Koherensi merupakan pengaturan secara rapi kenyataan dan gagasan, fakta, dan ide menjadi suatu untaian yang logis sehingga mudah memahami pesan yang dihubungkannya. Ada beberapa penanda koherensi yang digunakan dalam penelitian ini, diantaranya penambahan (aditif), rentetan (seri), keseluruhan ke sebagian, kelas ke anggota, penekanan, perbandingan (komparasi), pertentangan (kontras), hasil (simpulan), contoh (misal), kesejajaran (paralel), tempat (lokasi), dan waktu (kala).





Cara Menguji Autoritas


Menghindari semua desas-desus atau kesaksian, baik akan membedakan pula apa yang hanya merupakan pendapat saja atau pendapat yang sungguh-sungguh didasarkan atas penelitian atau data eksperimental. Ada beberapa cara sebagai berikut :
      1. Tidak mengandung prasangka
pendapat disusun berdasarkan hasil penelitian yang dilakukan oleh para ahli atau didasarkan pada hasil eksperimen yang dilakukannya.

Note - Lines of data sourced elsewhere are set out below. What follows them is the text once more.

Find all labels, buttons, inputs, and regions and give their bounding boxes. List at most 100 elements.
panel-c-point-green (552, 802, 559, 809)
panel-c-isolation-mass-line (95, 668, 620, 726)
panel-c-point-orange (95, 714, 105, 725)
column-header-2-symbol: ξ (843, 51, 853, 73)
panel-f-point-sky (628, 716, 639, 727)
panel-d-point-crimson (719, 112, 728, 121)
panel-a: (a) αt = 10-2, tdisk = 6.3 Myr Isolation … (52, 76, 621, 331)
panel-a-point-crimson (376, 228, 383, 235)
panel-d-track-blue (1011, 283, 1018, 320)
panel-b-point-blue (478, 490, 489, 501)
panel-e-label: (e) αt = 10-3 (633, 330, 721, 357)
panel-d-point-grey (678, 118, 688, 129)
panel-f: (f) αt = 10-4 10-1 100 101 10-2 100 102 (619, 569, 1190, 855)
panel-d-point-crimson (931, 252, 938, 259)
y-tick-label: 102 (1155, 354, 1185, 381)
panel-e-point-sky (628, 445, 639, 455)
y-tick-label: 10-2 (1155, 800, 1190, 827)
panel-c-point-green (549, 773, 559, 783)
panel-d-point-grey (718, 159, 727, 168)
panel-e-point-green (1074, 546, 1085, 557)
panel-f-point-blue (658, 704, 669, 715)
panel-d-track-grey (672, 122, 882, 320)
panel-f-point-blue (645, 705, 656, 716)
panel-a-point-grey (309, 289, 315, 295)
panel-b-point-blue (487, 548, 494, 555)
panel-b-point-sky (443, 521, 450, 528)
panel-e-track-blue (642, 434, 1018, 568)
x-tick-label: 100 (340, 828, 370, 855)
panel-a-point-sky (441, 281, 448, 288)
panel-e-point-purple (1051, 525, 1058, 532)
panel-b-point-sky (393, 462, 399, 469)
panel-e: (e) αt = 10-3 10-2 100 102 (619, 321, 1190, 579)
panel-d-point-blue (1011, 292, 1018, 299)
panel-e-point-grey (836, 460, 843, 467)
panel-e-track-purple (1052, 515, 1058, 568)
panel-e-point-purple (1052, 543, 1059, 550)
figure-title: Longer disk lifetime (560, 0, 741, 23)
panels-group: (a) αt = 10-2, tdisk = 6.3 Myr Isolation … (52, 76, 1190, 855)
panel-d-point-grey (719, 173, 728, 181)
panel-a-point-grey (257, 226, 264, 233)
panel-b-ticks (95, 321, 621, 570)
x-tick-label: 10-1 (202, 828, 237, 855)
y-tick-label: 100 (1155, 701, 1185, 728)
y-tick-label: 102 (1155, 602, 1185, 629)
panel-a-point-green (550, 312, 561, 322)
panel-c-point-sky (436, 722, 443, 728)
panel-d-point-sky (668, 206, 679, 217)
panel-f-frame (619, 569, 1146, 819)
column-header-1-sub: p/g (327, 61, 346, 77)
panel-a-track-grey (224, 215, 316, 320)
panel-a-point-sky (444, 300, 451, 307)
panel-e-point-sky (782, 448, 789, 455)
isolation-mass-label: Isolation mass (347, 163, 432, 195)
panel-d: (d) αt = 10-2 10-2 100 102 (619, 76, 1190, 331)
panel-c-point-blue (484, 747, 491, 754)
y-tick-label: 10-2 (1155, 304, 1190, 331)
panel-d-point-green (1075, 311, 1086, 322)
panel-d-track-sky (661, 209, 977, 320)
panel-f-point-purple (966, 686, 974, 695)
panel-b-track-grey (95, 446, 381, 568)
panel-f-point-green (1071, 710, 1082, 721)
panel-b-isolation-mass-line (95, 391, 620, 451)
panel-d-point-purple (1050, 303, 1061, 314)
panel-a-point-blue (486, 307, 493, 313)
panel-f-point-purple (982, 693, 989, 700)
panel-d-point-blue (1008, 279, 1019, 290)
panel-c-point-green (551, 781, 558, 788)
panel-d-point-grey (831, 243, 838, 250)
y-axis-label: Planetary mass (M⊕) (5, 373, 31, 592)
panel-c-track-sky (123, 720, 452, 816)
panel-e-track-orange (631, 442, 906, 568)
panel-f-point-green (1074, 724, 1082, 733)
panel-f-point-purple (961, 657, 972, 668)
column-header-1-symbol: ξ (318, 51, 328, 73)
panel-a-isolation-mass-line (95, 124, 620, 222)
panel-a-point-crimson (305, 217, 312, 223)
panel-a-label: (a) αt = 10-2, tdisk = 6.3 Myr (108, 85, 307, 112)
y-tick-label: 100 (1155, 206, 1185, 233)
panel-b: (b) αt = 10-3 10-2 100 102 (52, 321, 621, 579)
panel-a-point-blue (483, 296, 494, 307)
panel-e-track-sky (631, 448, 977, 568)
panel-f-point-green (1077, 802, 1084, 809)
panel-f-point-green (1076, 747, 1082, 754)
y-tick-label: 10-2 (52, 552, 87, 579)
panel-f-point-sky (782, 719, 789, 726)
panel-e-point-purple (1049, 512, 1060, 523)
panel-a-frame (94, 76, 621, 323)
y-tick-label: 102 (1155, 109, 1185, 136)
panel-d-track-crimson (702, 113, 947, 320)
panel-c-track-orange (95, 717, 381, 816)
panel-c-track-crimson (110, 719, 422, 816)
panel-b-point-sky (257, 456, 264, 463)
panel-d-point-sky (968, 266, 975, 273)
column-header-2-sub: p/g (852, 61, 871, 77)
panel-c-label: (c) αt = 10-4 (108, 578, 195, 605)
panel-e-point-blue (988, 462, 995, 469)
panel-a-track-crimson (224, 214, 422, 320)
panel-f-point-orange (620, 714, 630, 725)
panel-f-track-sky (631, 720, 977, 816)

      2. Pengalaman dan pendidikan autoritas
Dasar kedua menyangkut pengalaman dan pendidikan autoritas. Pendidikan yang diperoleh menjadi jaminan awal. Pendidikan yang diperoleh harus dikembangkan lebih lanjut dalam kegiatan sebagai seorang ahli. Pengalaman yang diperoleh autoritas, penelitian yang dilakukan, presentasi hasil penelitian dan pendapatnya akan memperkuat kedudukannya.

      3. Kemashuran dan prestise
Ketiga yang harus diperhatikan adalah meneliti apakah pernyataan atau pendapat yang akan dikutip sebagai autoritas hanya sekedar bersembunyi dibalik kemashuran dan prestise pribadi di bidang lain.   

      4. Koherensi dengan kemajuan
Hal keempat adalah apakah pendapat yang diberikan autoritas sejalan dengan perkembangan dan kemajuan zaman atau koheren dengan pendapat sikap terakhir dalam bidang itu.